The mediator should first be heavy sufficient in order that the right amount of dark matter is shaped and later mild sufficient in order that dark matter is detectable in any respect. The answer: There was a phase transition after the formation of dark matter, throughout which the mass of the mediator all of a sudden decreased.

“Thus, on the one hand, the quantity of dark matter is stored fixed, and however, the interplay is boosted or strengthened in such a approach that dark matter needs to be immediately detectable,” Pierce stated.

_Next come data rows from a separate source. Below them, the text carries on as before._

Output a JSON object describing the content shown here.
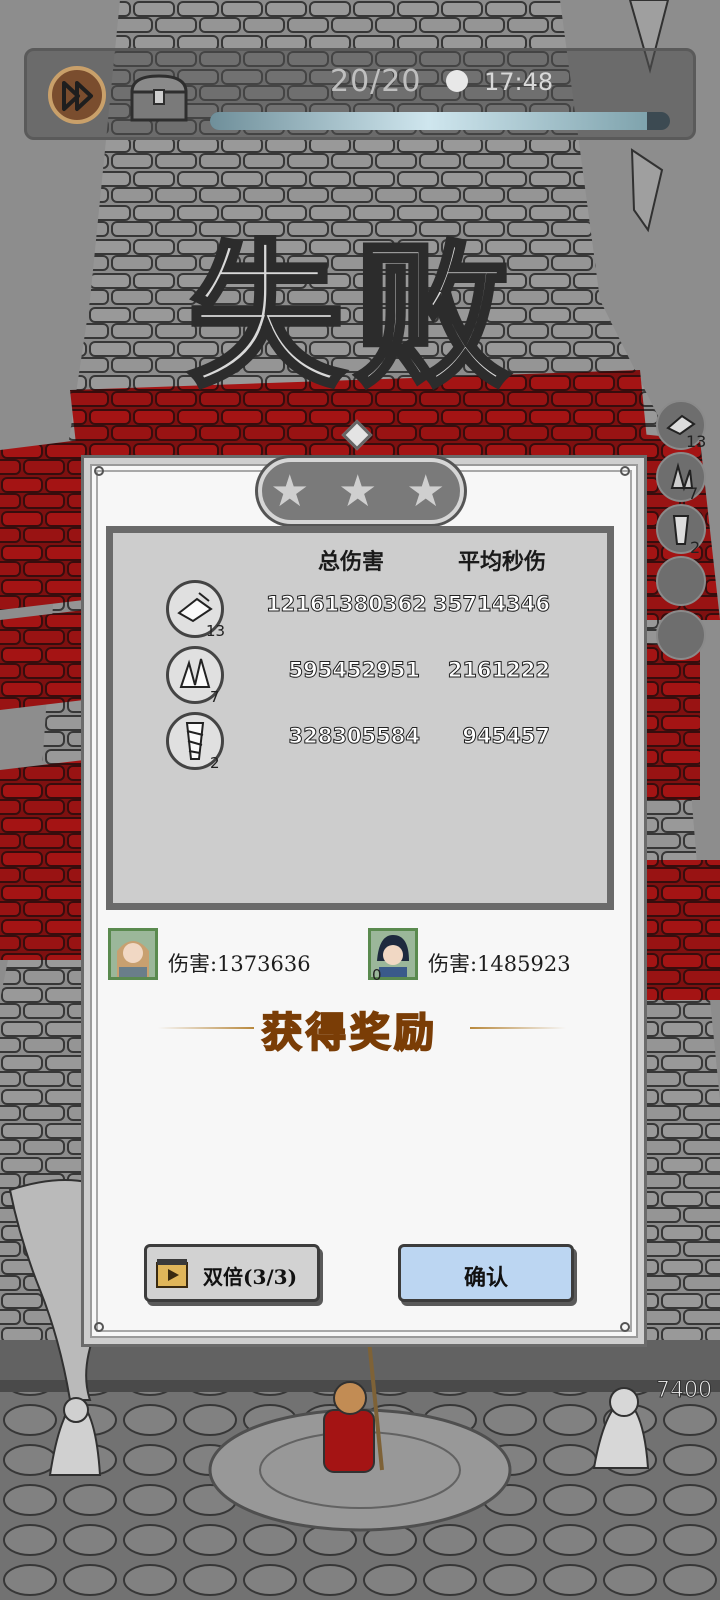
{
  "hud": {
    "energy": "20/20",
    "timer": "17:48",
    "speed_icon": "fast-forward-icon",
    "chest_icon": "treasure-chest-icon",
    "clock_icon": "clock-icon",
    "progress_fraction": 0.95
  },
  "result": {
    "title": "失败",
    "stars_earned": 0,
    "stars_total": 3
  },
  "side_skills": [
    {
      "icon": "crystal-shard-icon",
      "count": "13"
    },
    {
      "icon": "ice-cluster-icon",
      "count": "7"
    },
    {
      "icon": "drill-icon",
      "count": "2"
    },
    {
      "icon": "empty-slot-icon",
      "count": ""
    },
    {
      "icon": "empty-slot-icon",
      "count": ""
    }
  ],
  "stats": {
    "header_total": "总伤害",
    "header_dps": "平均秒伤",
    "rows": [
      {
        "icon": "crystal-shard-icon",
        "level": "13",
        "total": "12161380362",
        "dps": "35714346"
      },
      {
        "icon": "ice-cluster-icon",
        "level": "7",
        "total": "595452951",
        "dps": "2161222"
      },
      {
        "icon": "drill-icon",
        "level": "2",
        "total": "328305584",
        "dps": "945457"
      }
    ]
  },
  "heroes": [
    {
      "name_icon": "hero-portrait-female",
      "label": "伤害:1373636",
      "level": ""
    },
    {
      "name_icon": "hero-portrait-male",
      "label": "伤害:1485923",
      "level": "0"
    }
  ],
  "rewards": {
    "title": "获得奖励"
  },
  "buttons": {
    "double_label": "双倍(3/3)",
    "confirm_label": "确认"
  },
  "base_hp": "7400",
  "colors": {
    "accent_red": "#b51212",
    "confirm_blue": "#bcd6f2",
    "reward_gold": "#f6c046"
  }
}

New mannequin covers virtually the total parameter vary of deliberate experiments

“The HYPER mannequin of dark matter is ready to cowl virtually the complete vary that the brand new experiments make accessible,” Elor stated.

Particularly, the analysis group first thought of the utmost cross part of the mediator-mediated interplay with the protons and neutrons of an atomic nucleus to be per astrological observations and sure particle-physics decays. The subsequent step was to contemplate whether or not there was a mannequin for dark matter that exhibited this interplay.

“And right here we got here up with the concept of the phase transition,” McGehee stated. “We then calculated the quantity of dark matter that exists within the universe after which simulated the phase transition utilizing our calculations.”

There are an ideal many constraints to contemplate, resembling a continuing quantity of dark matter.

“Right here, now we have to systematically contemplate and embody very many eventualities, for instance, asking the query whether or not it’s actually sure that our mediator doesn’t all of a sudden result in the formation of latest dark matter, which after all should not be,” Elor stated. “However in the long run, we have been satisfied that our HYPER model works.”

The analysis is printed within the journal Bodily Evaluate Letters.